Abstract

ABSTRACT Deeply informed by the work of Artemisia Gentileschi, Hawthorne wrestles with narratives of female vengeance found in canonical and deuterocanonical sources as he moves from his earlier romances to his final published oeuvre, The Marble Faun. His allusions to biblical women seeking retribution in The Blithedale Romance are magnified when he moves from transcendental New England to Catholic Italy. In the Book of Judith and the Book of Judges, female figures of holy vengeance wield weapons of righteous anger to redress the repeated violations they are forced to endure. When Hawthorne encounters these figures painted on canvas in the Uffizi, he reconsiders the art of recrimination for women who have been wronged by men who have political, religious, or artistic power.
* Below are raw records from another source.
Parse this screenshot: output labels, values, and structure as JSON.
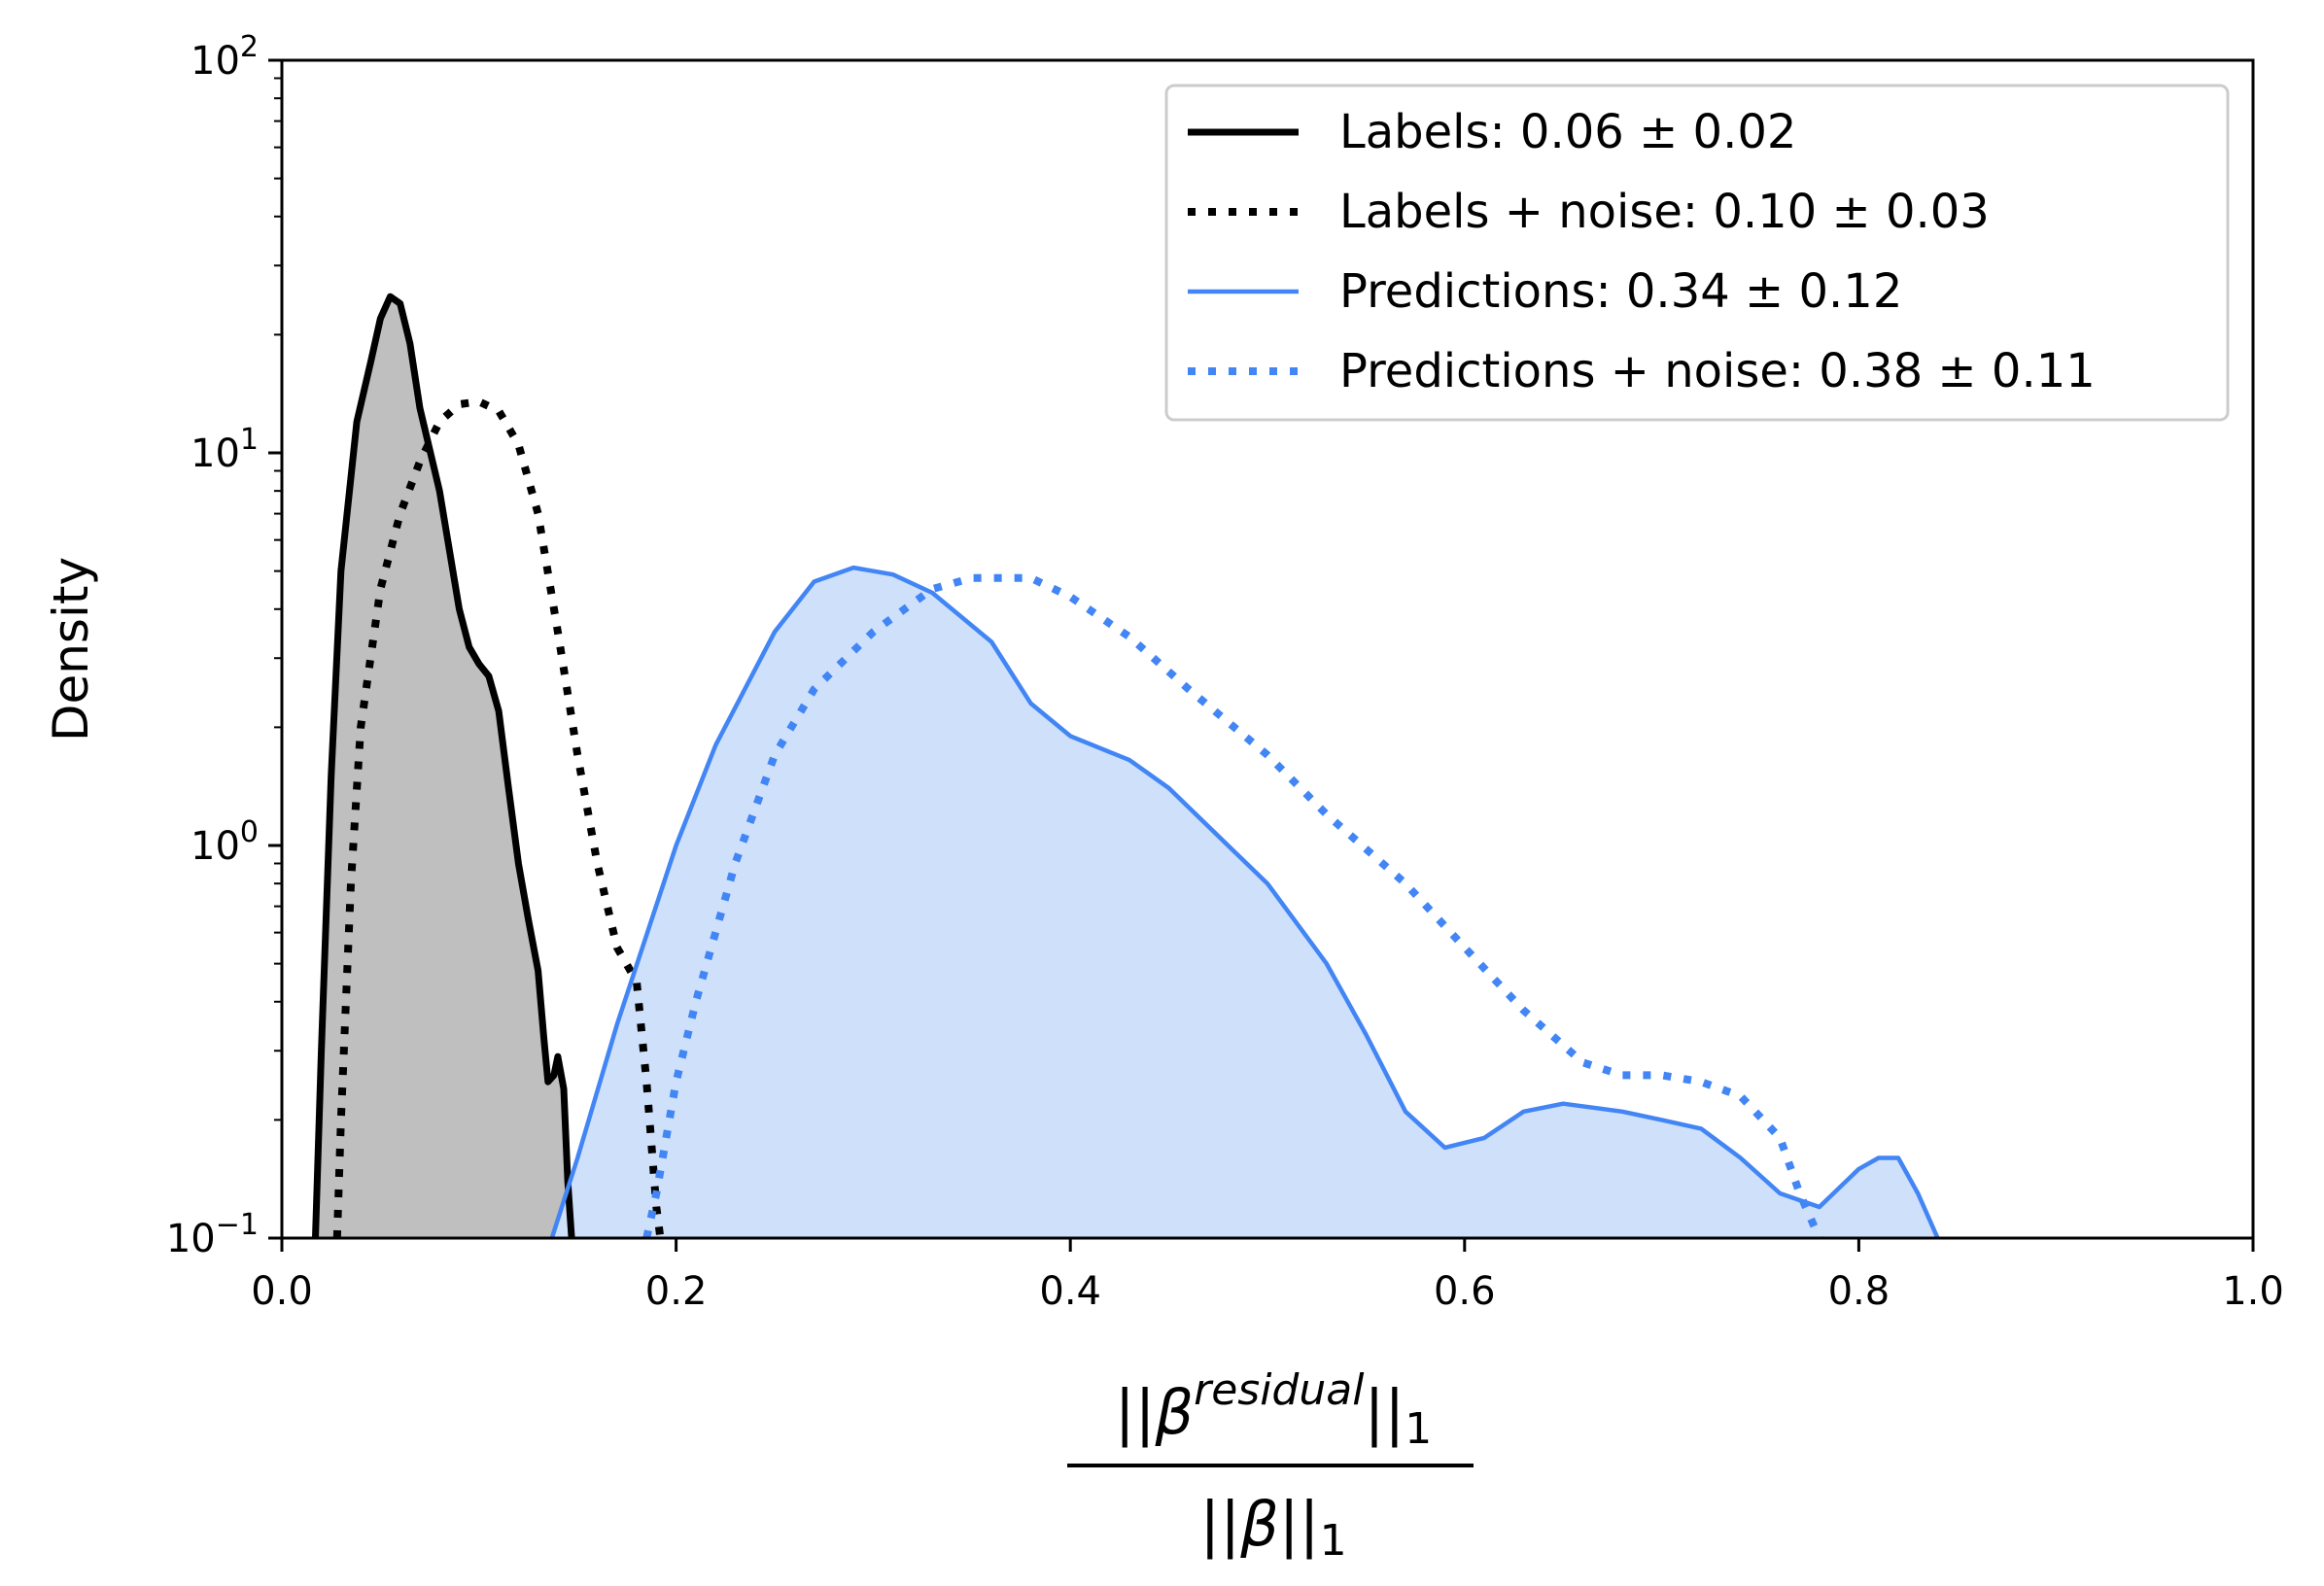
{
  "chart_data": {
    "type": "line",
    "ylabel": "Density",
    "xlabel": {
      "numerator": "||β^residual||_1",
      "numerator_parts": [
        "||",
        "β",
        "residual",
        "||",
        "1"
      ],
      "denominator": "||β||_1",
      "denominator_parts": [
        "||",
        "β",
        "||",
        "1"
      ]
    },
    "xlim": [
      0.0,
      1.0
    ],
    "ylim": [
      0.1,
      100
    ],
    "yscale": "log",
    "x_ticks": [
      "0.0",
      "0.2",
      "0.4",
      "0.6",
      "0.8",
      "1.0"
    ],
    "y_ticks": [
      {
        "base": "10",
        "exp": "−1"
      },
      {
        "base": "10",
        "exp": "0"
      },
      {
        "base": "10",
        "exp": "1"
      },
      {
        "base": "10",
        "exp": "2"
      }
    ],
    "legend_position": "upper right",
    "series": [
      {
        "name": "Labels: 0.06 ± 0.02",
        "color": "#000000",
        "style": "solid",
        "fill": "#bfbfbf",
        "points": [
          [
            0.017,
            0.1
          ],
          [
            0.02,
            0.3
          ],
          [
            0.025,
            1.5
          ],
          [
            0.03,
            5
          ],
          [
            0.038,
            12
          ],
          [
            0.045,
            17
          ],
          [
            0.05,
            22
          ],
          [
            0.055,
            25
          ],
          [
            0.06,
            24
          ],
          [
            0.065,
            19
          ],
          [
            0.07,
            13
          ],
          [
            0.08,
            8
          ],
          [
            0.09,
            4
          ],
          [
            0.095,
            3.2
          ],
          [
            0.1,
            2.9
          ],
          [
            0.105,
            2.7
          ],
          [
            0.11,
            2.2
          ],
          [
            0.115,
            1.4
          ],
          [
            0.12,
            0.9
          ],
          [
            0.125,
            0.65
          ],
          [
            0.13,
            0.48
          ],
          [
            0.133,
            0.32
          ],
          [
            0.135,
            0.25
          ],
          [
            0.138,
            0.26
          ],
          [
            0.14,
            0.29
          ],
          [
            0.143,
            0.24
          ],
          [
            0.145,
            0.14
          ],
          [
            0.147,
            0.1
          ]
        ]
      },
      {
        "name": "Labels + noise: 0.10 ± 0.03",
        "color": "#000000",
        "style": "dotted",
        "points": [
          [
            0.028,
            0.1
          ],
          [
            0.03,
            0.2
          ],
          [
            0.035,
            0.8
          ],
          [
            0.04,
            2
          ],
          [
            0.05,
            4.5
          ],
          [
            0.06,
            7
          ],
          [
            0.07,
            9.5
          ],
          [
            0.08,
            12
          ],
          [
            0.09,
            13.3
          ],
          [
            0.1,
            13.5
          ],
          [
            0.11,
            12.8
          ],
          [
            0.12,
            10.5
          ],
          [
            0.13,
            7
          ],
          [
            0.14,
            3.5
          ],
          [
            0.15,
            1.7
          ],
          [
            0.16,
            0.9
          ],
          [
            0.17,
            0.55
          ],
          [
            0.18,
            0.45
          ],
          [
            0.185,
            0.25
          ],
          [
            0.19,
            0.12
          ],
          [
            0.192,
            0.1
          ]
        ]
      },
      {
        "name": "Predictions: 0.34 ± 0.12",
        "color": "#4285f4",
        "style": "solid",
        "fill": "#cfe0fb",
        "points": [
          [
            0.137,
            0.1
          ],
          [
            0.15,
            0.16
          ],
          [
            0.17,
            0.35
          ],
          [
            0.2,
            1.0
          ],
          [
            0.22,
            1.8
          ],
          [
            0.25,
            3.5
          ],
          [
            0.27,
            4.7
          ],
          [
            0.29,
            5.1
          ],
          [
            0.31,
            4.9
          ],
          [
            0.33,
            4.4
          ],
          [
            0.36,
            3.3
          ],
          [
            0.38,
            2.3
          ],
          [
            0.4,
            1.9
          ],
          [
            0.43,
            1.65
          ],
          [
            0.45,
            1.4
          ],
          [
            0.48,
            1.0
          ],
          [
            0.5,
            0.8
          ],
          [
            0.53,
            0.5
          ],
          [
            0.55,
            0.33
          ],
          [
            0.57,
            0.21
          ],
          [
            0.59,
            0.17
          ],
          [
            0.61,
            0.18
          ],
          [
            0.63,
            0.21
          ],
          [
            0.65,
            0.22
          ],
          [
            0.68,
            0.21
          ],
          [
            0.7,
            0.2
          ],
          [
            0.72,
            0.19
          ],
          [
            0.74,
            0.16
          ],
          [
            0.76,
            0.13
          ],
          [
            0.78,
            0.12
          ],
          [
            0.8,
            0.15
          ],
          [
            0.81,
            0.16
          ],
          [
            0.82,
            0.16
          ],
          [
            0.83,
            0.13
          ],
          [
            0.84,
            0.1
          ]
        ]
      },
      {
        "name": "Predictions + noise: 0.38 ± 0.11",
        "color": "#4285f4",
        "style": "dotted",
        "points": [
          [
            0.185,
            0.1
          ],
          [
            0.19,
            0.13
          ],
          [
            0.2,
            0.25
          ],
          [
            0.21,
            0.4
          ],
          [
            0.23,
            0.9
          ],
          [
            0.25,
            1.7
          ],
          [
            0.27,
            2.5
          ],
          [
            0.3,
            3.5
          ],
          [
            0.33,
            4.5
          ],
          [
            0.35,
            4.8
          ],
          [
            0.38,
            4.8
          ],
          [
            0.4,
            4.3
          ],
          [
            0.43,
            3.4
          ],
          [
            0.46,
            2.5
          ],
          [
            0.5,
            1.7
          ],
          [
            0.53,
            1.2
          ],
          [
            0.57,
            0.8
          ],
          [
            0.6,
            0.55
          ],
          [
            0.63,
            0.38
          ],
          [
            0.66,
            0.28
          ],
          [
            0.68,
            0.26
          ],
          [
            0.7,
            0.26
          ],
          [
            0.72,
            0.25
          ],
          [
            0.74,
            0.23
          ],
          [
            0.76,
            0.18
          ],
          [
            0.77,
            0.13
          ],
          [
            0.78,
            0.1
          ]
        ]
      }
    ]
  }
}
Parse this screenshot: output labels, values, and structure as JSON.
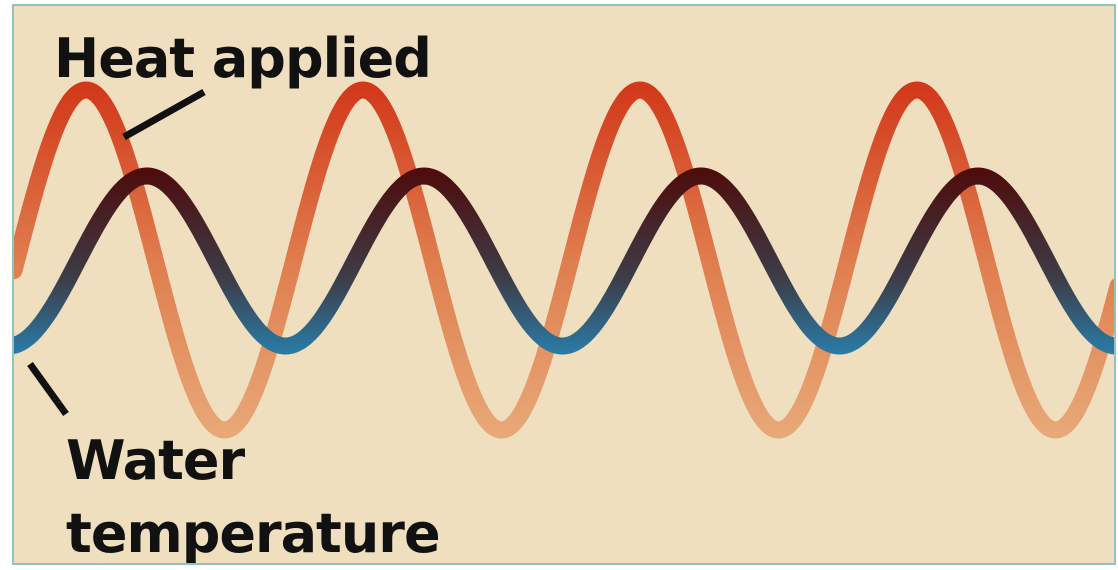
{
  "labels": {
    "heat": "Heat applied",
    "water_line1": "Water",
    "water_line2": "temperature"
  },
  "colors": {
    "background": "#efdfbf",
    "border": "#8fc3c0",
    "heat_hot": "#d2381a",
    "heat_mid": "#df7d4e",
    "heat_cool": "#e8a877",
    "water_hot": "#4e0c0c",
    "water_mid": "#3d3d48",
    "water_cool": "#2a7aa4",
    "leader": "#111111"
  },
  "waves": {
    "cycles_visible": 4,
    "phase_lag_fraction_of_cycle": 0.22,
    "series": [
      {
        "id": "heat",
        "relative_amplitude": 1.0
      },
      {
        "id": "water",
        "relative_amplitude": 0.5
      }
    ]
  }
}
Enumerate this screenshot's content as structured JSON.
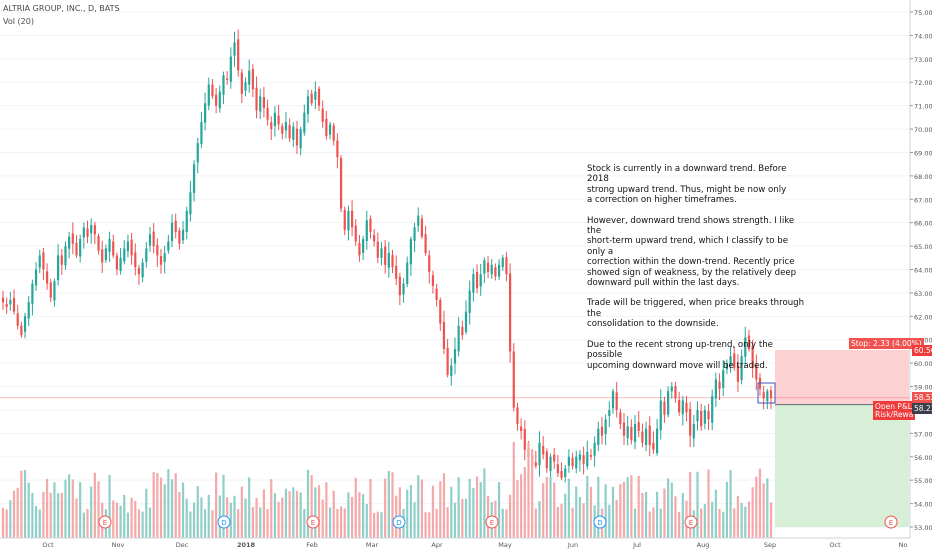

The aesthetic restraint of Gentileschi inspires an even more audacious approach from Hawthorne in The Marble Faun. Where Artemisia works to contain her retaliation within the canvas, the figure of Miriam rejects such boundaries, insisting instead on holy vengeance outside the studio. Painted treatments of revenge spill into real-life acts of bloody retribution. Hawthorne then insists on one more radical shift, from parricide to piety, taking the hands of death in Judith, Jael, and the works of Gentileschi and transforming them into the hands of life. In the figure of Miriam, Hawthorne converts the fatal vengeance of violated women into the wellspring of their spiritual possibility.